Two eagles in the space of five holes were not enough to prevent Rory McIlroy facing an uphill battle to win his first match in the Turkish Airlines World Golf Final today.
McIlroy, who had not touched a club since the Ryder Cup came to such a thrilling climax nine days ago, looked a touch rusty as he missed the fairway on the first and the green on the par-three second in his clash with American Matt Kuchar – part of the defeated US team at Medinah.
But after pitching to within inches of the hole on both occasions to save par, the 23-year-old then hit a perfect drive on the 531-yard third and a towering long iron to 15ft to set up an eagle three.
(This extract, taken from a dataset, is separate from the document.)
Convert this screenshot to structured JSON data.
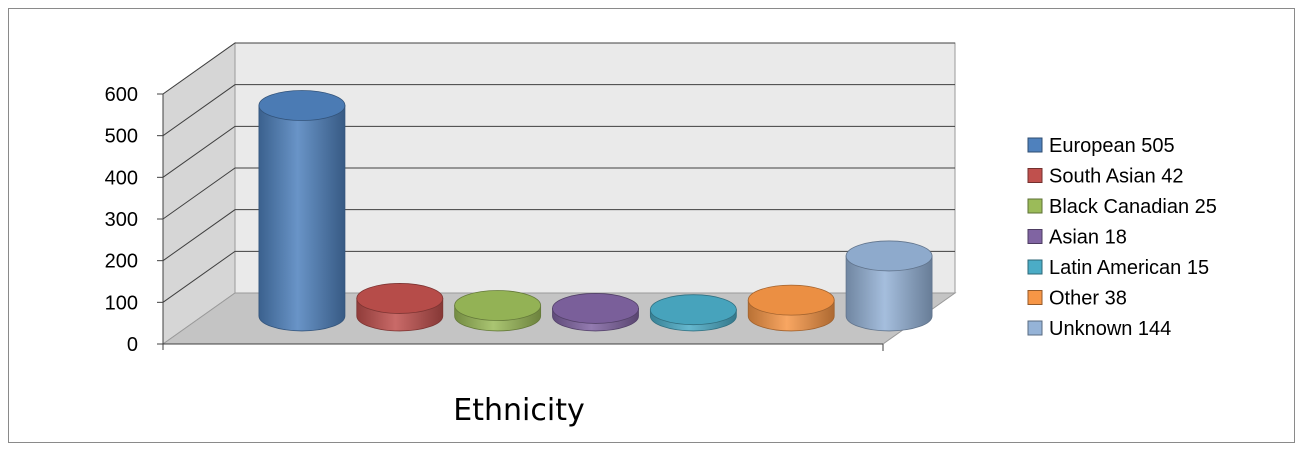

Another eagle followed from 50ft on the seventh, but McIlroy also bogeyed the fourth and ninth to reach the turn in 34, one under par, while Kuchar recovered from a bogey on the first to birdie the next two holes and then match McIlroy’s eagle on the seventh.
Another birdie on the 10th saw Kuchar move to four under and three clear, but McIlroy responded with a birdie on the 11th to close the gap to two shots.
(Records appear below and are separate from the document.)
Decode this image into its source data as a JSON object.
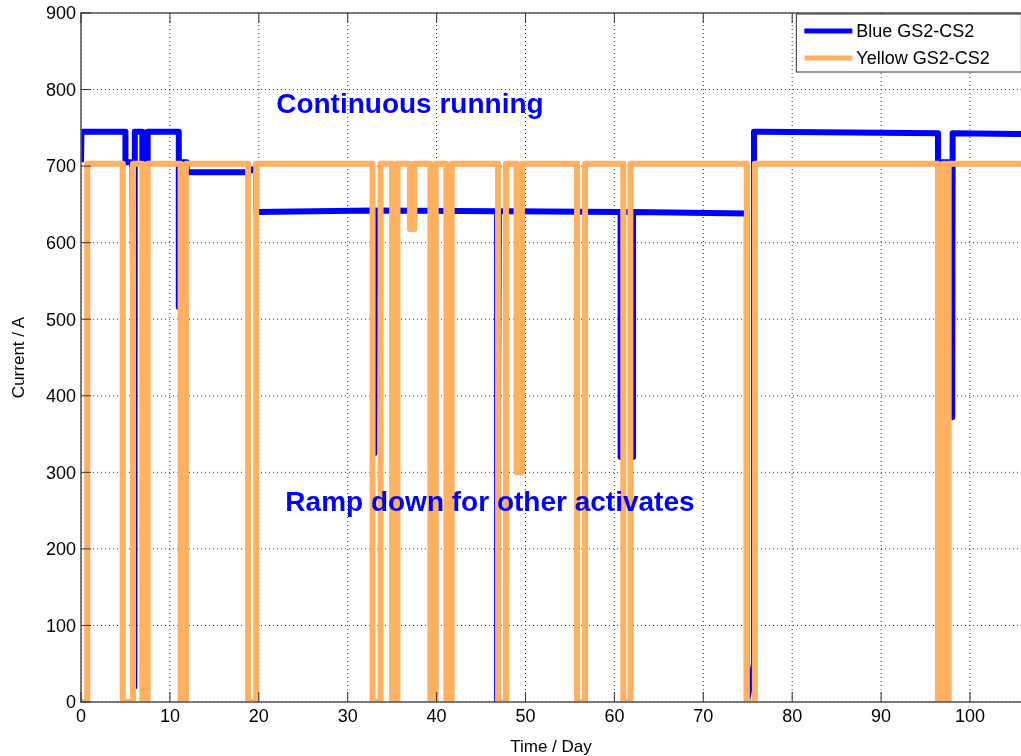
{
  "chart_data": {
    "type": "line",
    "xlabel": "Time / Day",
    "ylabel": "Current / A",
    "xlim": [
      0,
      106
    ],
    "ylim": [
      0,
      900
    ],
    "xticks": [
      0,
      10,
      20,
      30,
      40,
      50,
      60,
      70,
      80,
      90,
      100
    ],
    "yticks": [
      0,
      100,
      200,
      300,
      400,
      500,
      600,
      700,
      800,
      900
    ],
    "grid": true,
    "legend": "top right",
    "line_style": "solid",
    "annotations": [
      "Continuous running",
      "Ramp down for other activates"
    ],
    "series": [
      {
        "name": "Blue GS2-CS2",
        "color": "#0000ff",
        "x": [
          0,
          0.05,
          5.0,
          5.0,
          5.8,
          6.0,
          6.05,
          6.9,
          6.9,
          7.5,
          7.5,
          11.0,
          11.0,
          11.1,
          11.9,
          11.9,
          18.7,
          19.7,
          19.7,
          32.9,
          33.0,
          33.1,
          46.8,
          46.8,
          46.9,
          47.0,
          60.7,
          60.7,
          60.8,
          61.9,
          62.1,
          62.1,
          74.9,
          74.9,
          75.7,
          75.7,
          96.4,
          96.4,
          97.9,
          98.0,
          98.05,
          106
        ],
        "values": [
          705,
          745,
          745,
          705,
          705,
          20,
          745,
          745,
          705,
          705,
          745,
          745,
          516,
          705,
          705,
          692,
          692,
          698,
          640,
          642,
          325,
          642,
          641,
          0,
          350,
          641,
          640,
          320,
          640,
          640,
          320,
          640,
          638,
          0,
          50,
          745,
          743,
          705,
          705,
          372,
          743,
          742
        ]
      },
      {
        "name": "Yellow GS2-CS2",
        "color": "#ffb060",
        "x": [
          0,
          0.7,
          0.7,
          4.7,
          4.7,
          5.85,
          5.85,
          6.9,
          6.9,
          7.5,
          7.5,
          11.2,
          11.2,
          11.8,
          11.8,
          18.8,
          18.8,
          19.7,
          19.7,
          32.8,
          32.8,
          33.7,
          33.7,
          35.0,
          35.0,
          35.6,
          35.6,
          37.0,
          37.0,
          37.5,
          37.5,
          39.3,
          39.3,
          39.9,
          39.9,
          41.1,
          41.1,
          41.7,
          41.7,
          46.9,
          46.9,
          47.8,
          47.8,
          49.0,
          49.0,
          49.6,
          49.6,
          55.8,
          55.8,
          56.7,
          56.7,
          61.0,
          61.0,
          61.8,
          61.8,
          74.9,
          74.9,
          75.8,
          75.8,
          96.4,
          96.4,
          97.0,
          97.0,
          97.2,
          97.2,
          97.6,
          97.6,
          106
        ],
        "values": [
          0,
          0,
          703,
          703,
          0,
          0,
          703,
          703,
          0,
          0,
          703,
          703,
          0,
          0,
          703,
          703,
          0,
          0,
          703,
          703,
          0,
          0,
          703,
          703,
          0,
          0,
          703,
          703,
          618,
          618,
          703,
          703,
          0,
          0,
          703,
          703,
          0,
          0,
          703,
          703,
          0,
          0,
          703,
          703,
          300,
          300,
          703,
          703,
          0,
          0,
          703,
          703,
          0,
          0,
          703,
          703,
          0,
          0,
          703,
          703,
          0,
          0,
          703,
          703,
          0,
          0,
          703,
          703
        ]
      }
    ]
  }
}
The format at Antalya Golf Club is medal match play, meaning the lowest strokeplay score over 18 holes wins one point.
Each of the eight players – McIlroy, Kuchar, Tiger Woods, Charl Schwartzel, Lee Westwood, Justin Rose, Hunter Mahan and Webb Simpson – will play three matches in the group stages, one today and two on Wednesday.
The winner of Group One will then face the runner-up of Group Two, and vice versa, in Thursday’s semi-finals, with the final to be staged on Friday.
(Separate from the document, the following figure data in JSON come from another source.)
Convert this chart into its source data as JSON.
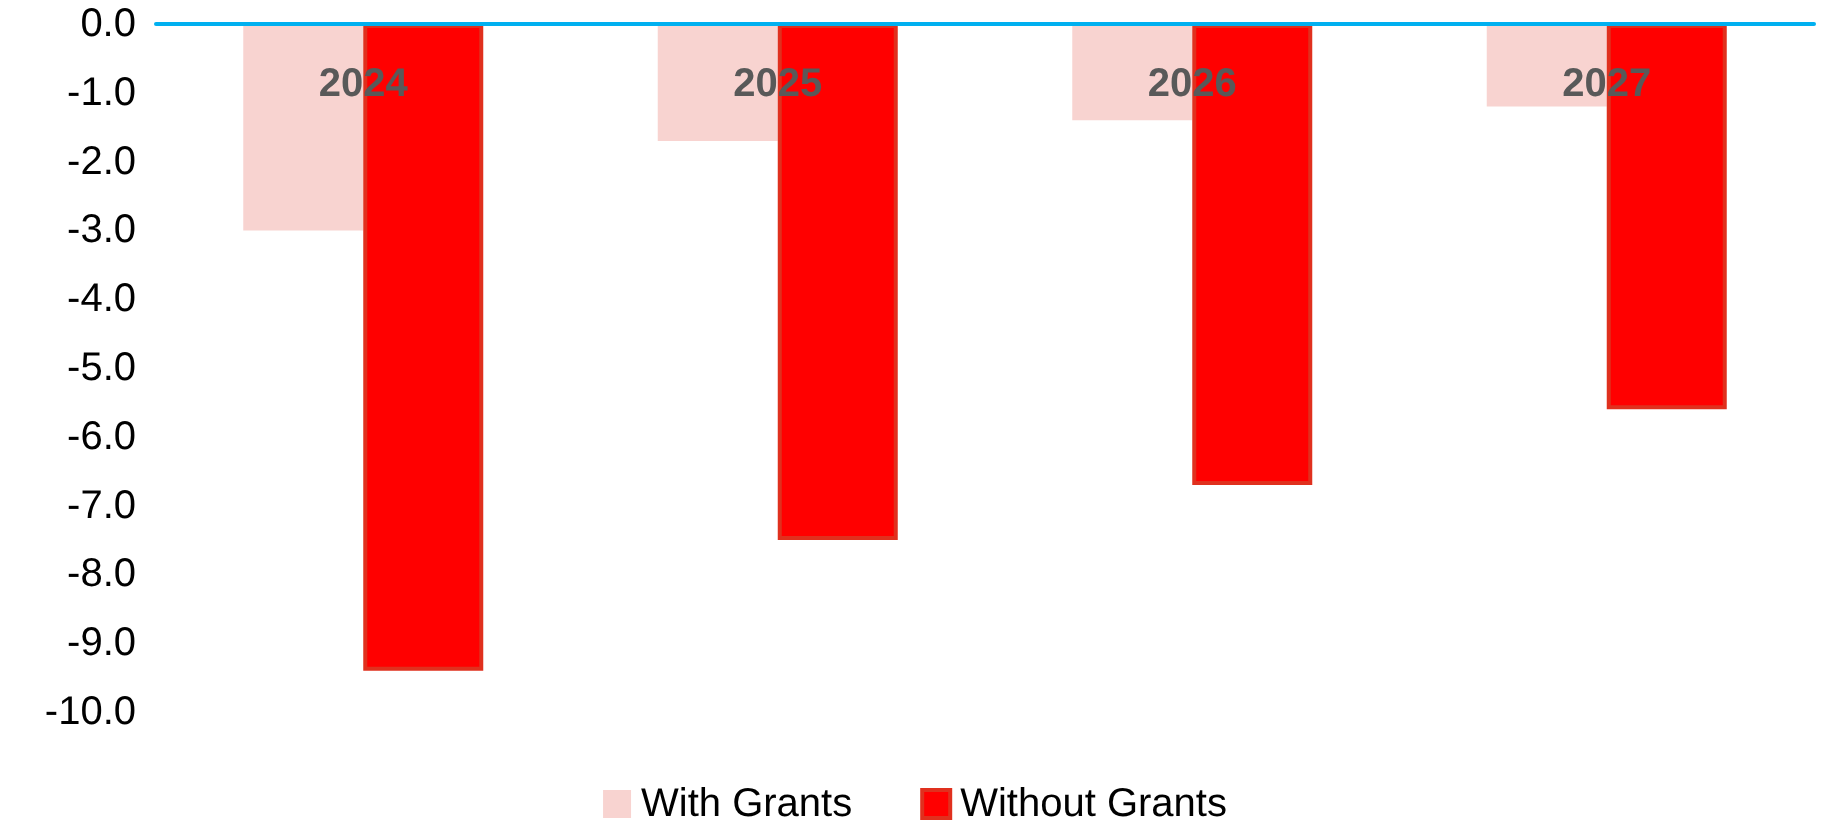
{
  "chart_data": {
    "type": "bar",
    "categories": [
      "2024",
      "2025",
      "2026",
      "2027"
    ],
    "series": [
      {
        "name": "With Grants",
        "color": "#f8d3d0",
        "values": [
          -3.0,
          -1.7,
          -1.4,
          -1.2
        ]
      },
      {
        "name": "Without Grants",
        "color": "#ff0000",
        "values": [
          -9.4,
          -7.5,
          -6.7,
          -5.6
        ]
      }
    ],
    "ylim": [
      -10,
      0
    ],
    "yticks": [
      {
        "value": -10,
        "label": "-10.0"
      },
      {
        "value": -9,
        "label": "-9.0"
      },
      {
        "value": -8,
        "label": "-8.0"
      },
      {
        "value": -7,
        "label": "-7.0"
      },
      {
        "value": -6,
        "label": "-6.0"
      },
      {
        "value": -5,
        "label": "-5.0"
      },
      {
        "value": -4,
        "label": "-4.0"
      },
      {
        "value": -3,
        "label": "-3.0"
      },
      {
        "value": -2,
        "label": "-2.0"
      },
      {
        "value": -1,
        "label": "-1.0"
      },
      {
        "value": 0,
        "label": "0.0"
      }
    ],
    "grid": false,
    "legend": "bottom"
  }
}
The organisers were no doubt hoping that final would be between Woods and McIlroy, but Woods was three shots down to Schwartzel after 10 holes of their Group One clash.
Woods had been two under through eight holes but pulled his approach to the ninth into water and then three-putted to run up a triple-bogey seven, before Schwartzel birdied the 10th.
Rose was level par and two ahead of Mahan at the turn, while Westwood was two over and two behind Simpson after eight holes.